Luisa sitzt, und Willi reicht ihr erst Herrn Beck, dann mich nach oben. Während sie Beck in den Fußraum setzt, darf ich neben ihr auf der Bank hocken, den Kopf auf ihrem Schoß. Neugierig blicke ich mich um. Hoppla! Hier ist deutlich mehr Platz als in den Autos, die ich kenne. Auch das Lenkrad, hinter dem Norbert nun sitzt, ist riesig. Die Fahrerkabine wirkt fast wie ein richtiges Zimmer, und eigentlich ist es ganz gemütlich hier. Norbert hat sich in seinem Wagen häuslich eingerichtet: Es gibt einen Halter, in dem ein Becher steht, im Fach darunter eine Kanne, dem Geruch nach mit Kaffee. Auf dem Boden liegt ein richtiger Teppich, und auf dem Armaturenbrett vor uns kleben jede Menge Fotos von Kindern. Nett! Es sieht fast aus wie auf dem Schreibtisch von Marc in der Praxis. Nun kommt auch Willi hochgeklettert, setzt sich und schnallt sich an.
Norbert wirft ihm einen Blick zu.
»Dann wollen wir mal los, nech?

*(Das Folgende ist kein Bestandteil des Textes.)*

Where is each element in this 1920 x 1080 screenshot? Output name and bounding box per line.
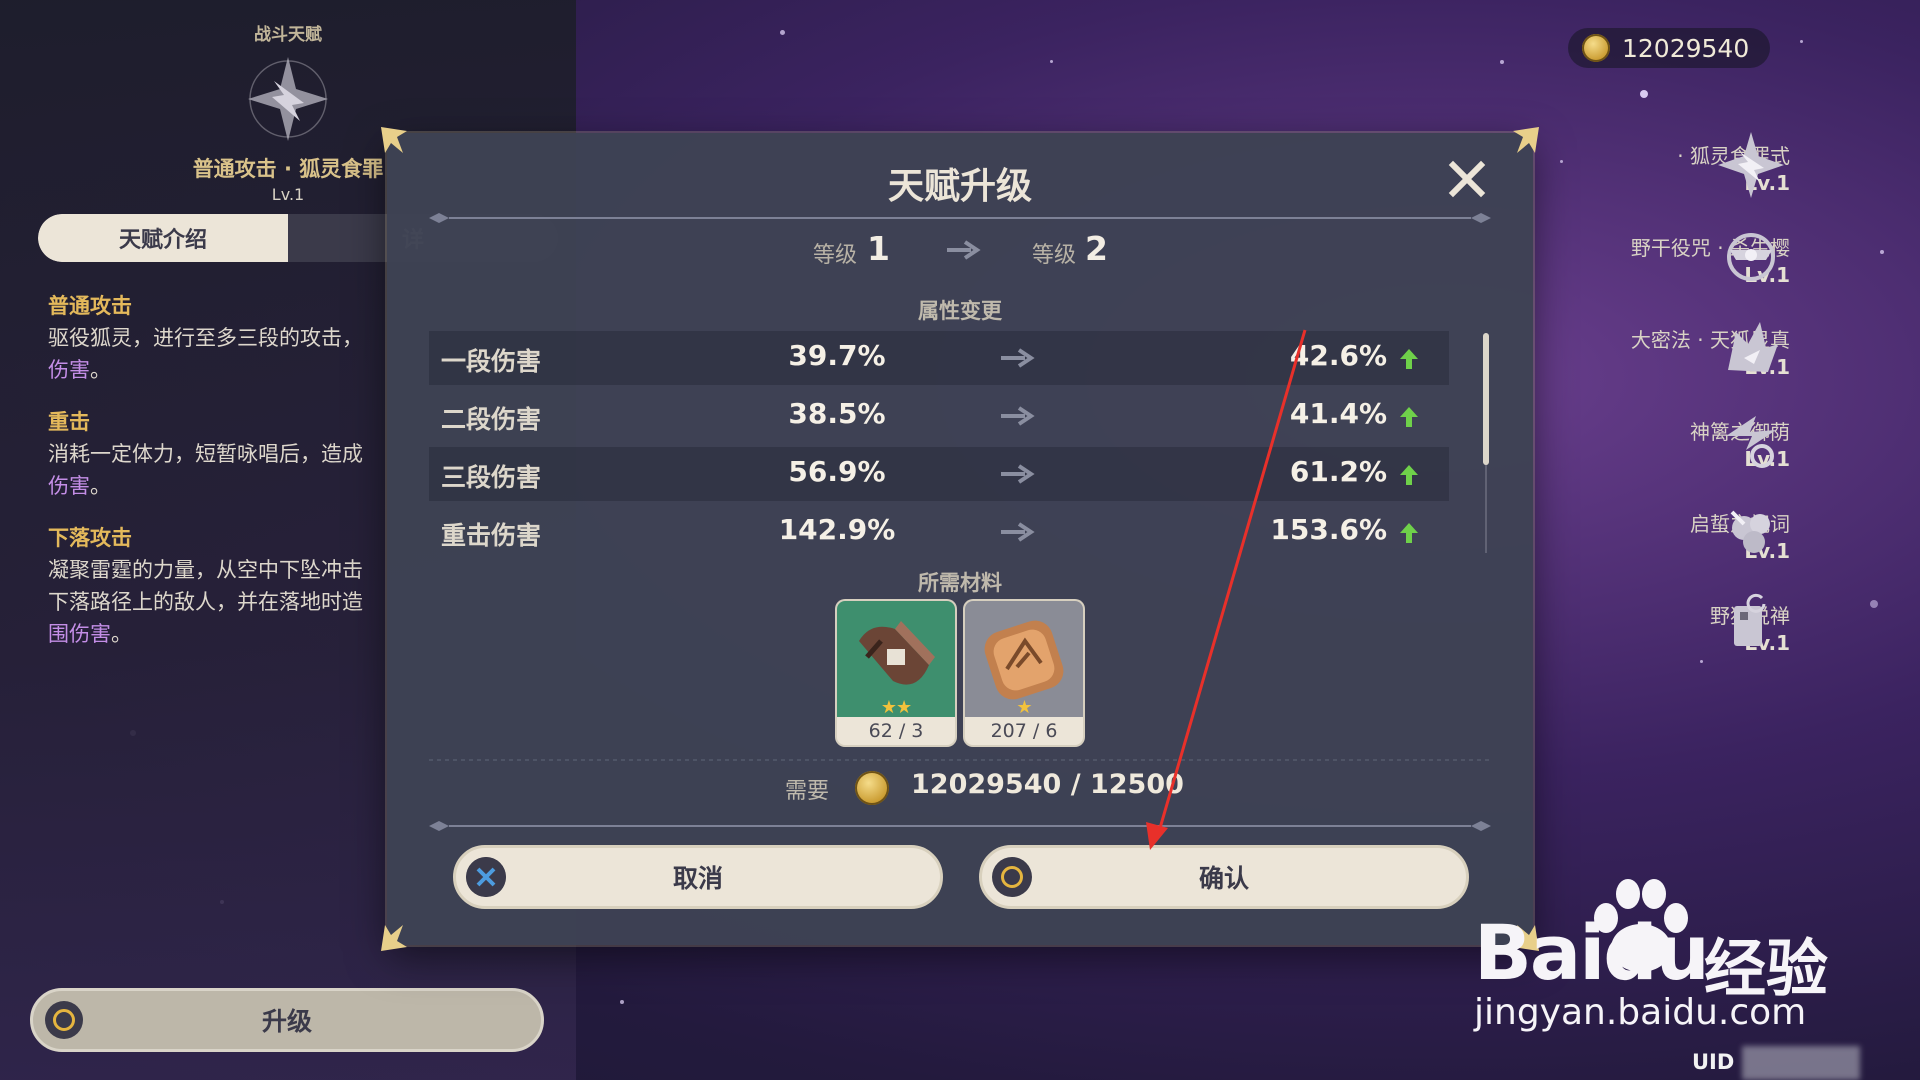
close-icon[interactable] [1447,159,1487,199]
stats-scrollbar[interactable] [1483,333,1489,553]
fox-star-icon [1718,132,1784,198]
divider [429,759,1491,761]
arrow-right-icon [947,240,981,260]
uid-redacted [1742,1046,1860,1080]
mora-required: 12029540 / 12500 [911,769,1184,800]
material-count: 207 / 6 [990,720,1058,742]
celestial-fox-icon [1728,322,1778,372]
stat-row: 重击伤害 142.9% 153.6% [429,505,1449,559]
confirm-button[interactable]: 确认 [979,845,1469,909]
mora-coin-icon [855,771,889,805]
corner-ornament-icon [381,925,407,951]
corner-ornament-icon [1513,127,1539,153]
talent-category: 战斗天赋 [254,25,322,45]
confirm-ring-icon [45,1001,83,1039]
stat-row: 二段伤害 38.5% 41.4% [429,389,1449,443]
cancel-button[interactable]: 取消 [453,845,943,909]
book-icon [1734,593,1766,646]
mora-balance: 12029540 [1568,28,1770,68]
stat-row: 一段伤害 39.7% 42.6% [429,331,1449,385]
arrow-right-icon [1001,522,1035,542]
arrow-up-icon [1400,523,1418,543]
arrow-up-icon [1400,349,1418,369]
talent-upgrade-dialog: 天赋升级 等级 1 等级 2 属性变更 一段伤害 39.7% 42.6% 二段伤… [381,127,1539,951]
corner-ornament-icon [381,127,407,153]
arrow-up-icon [1400,407,1418,427]
arrow-right-icon [1001,348,1035,368]
level-to: 2 [1085,229,1108,268]
sakura-totem-icon [1727,233,1775,281]
cancel-x-icon [466,857,506,897]
material-slot[interactable]: ★★ 62 / 3 [837,601,955,745]
mora-requirement: 需要 12029540 / 12500 [785,769,1184,805]
stat-row: 三段伤害 56.9% 61.2% [429,447,1449,501]
confirm-ring-icon [992,857,1032,897]
materials-title: 所需材料 [918,571,1002,595]
arrow-up-icon [1400,465,1418,485]
level-change: 等级 1 等级 2 [387,229,1533,269]
talent-emblem-icon [248,57,328,141]
attribute-change-title: 属性变更 [918,299,1002,323]
mora-coin-icon [1582,34,1610,62]
level-from: 1 [867,229,890,268]
level-label: 等级 [1032,243,1077,268]
watermark: Baidu 经验 jingyan.baidu.com [1472,876,1872,1036]
divider [429,213,1491,223]
tab-talent-intro[interactable]: 天赋介绍 [38,214,288,262]
arrow-right-icon [1001,464,1035,484]
material-count: 62 / 3 [868,720,924,742]
divider [429,821,1491,831]
arrow-right-icon [1001,406,1035,426]
upgrade-button[interactable]: 升级 [30,988,544,1052]
material-slot[interactable]: ★ 207 / 6 [965,601,1083,745]
level-label: 等级 [813,243,858,268]
shrine-blessing-icon [1726,416,1776,468]
leaf-blessing-icon [1730,510,1770,553]
uid-label: UID [1692,1050,1735,1074]
dialog-title: 天赋升级 [887,166,1032,207]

Oder haben wir noch jemanden vergessen?«
»Nein«, antwortet Willi knapp.
»Nach München wollt ihr, hat Kalli gesagt. Also, direkt reinfahren kann ich da mit meinem Transporter nicht. Aber es gibt eine Abfahrt bei dem Fußballstadion, da ist eine U-Bahn-Station. Da setze ich euch ab. Okay?«
»Ja, danke.« Knapp.
»Schätze mal, in neun bis zehn Stunden sind wir da.«
»Okay.« Sehr knapp. Ich ahne es schon: Bei der vor uns liegenden Reise wird der Schwerpunkt nicht auf den guten, wertvollen Gesprächen von Mann zu Mann liegen. Aber das soll mir recht sein. Meistens reden Menschen sowieso zu viel. Kann ich wenigstens ein bisschen pennen. Denn gerade merke ich, dass ich mittlerweile völlig erschöpft bin. Ein Blick auf meine Mitreisenden – denen geht es offenbar ähnlich. Luisa kann die Augen kaum noch aufhalten, hat sich schon an Willi angelehnt. Und ich glaube, Herr Beck pennt bereits. Jedenfalls hat er sich auf dem Teppich im Fußbodenraum zusammengerollt und atmet ganz regelmäßig. Ich schließe die Augen, kuschle mich zwischen Luisa und Willi ein und beginne zu träumen. Von einem fremden Ort namens München, fern von schreienden Babys und tapsigen Welpen.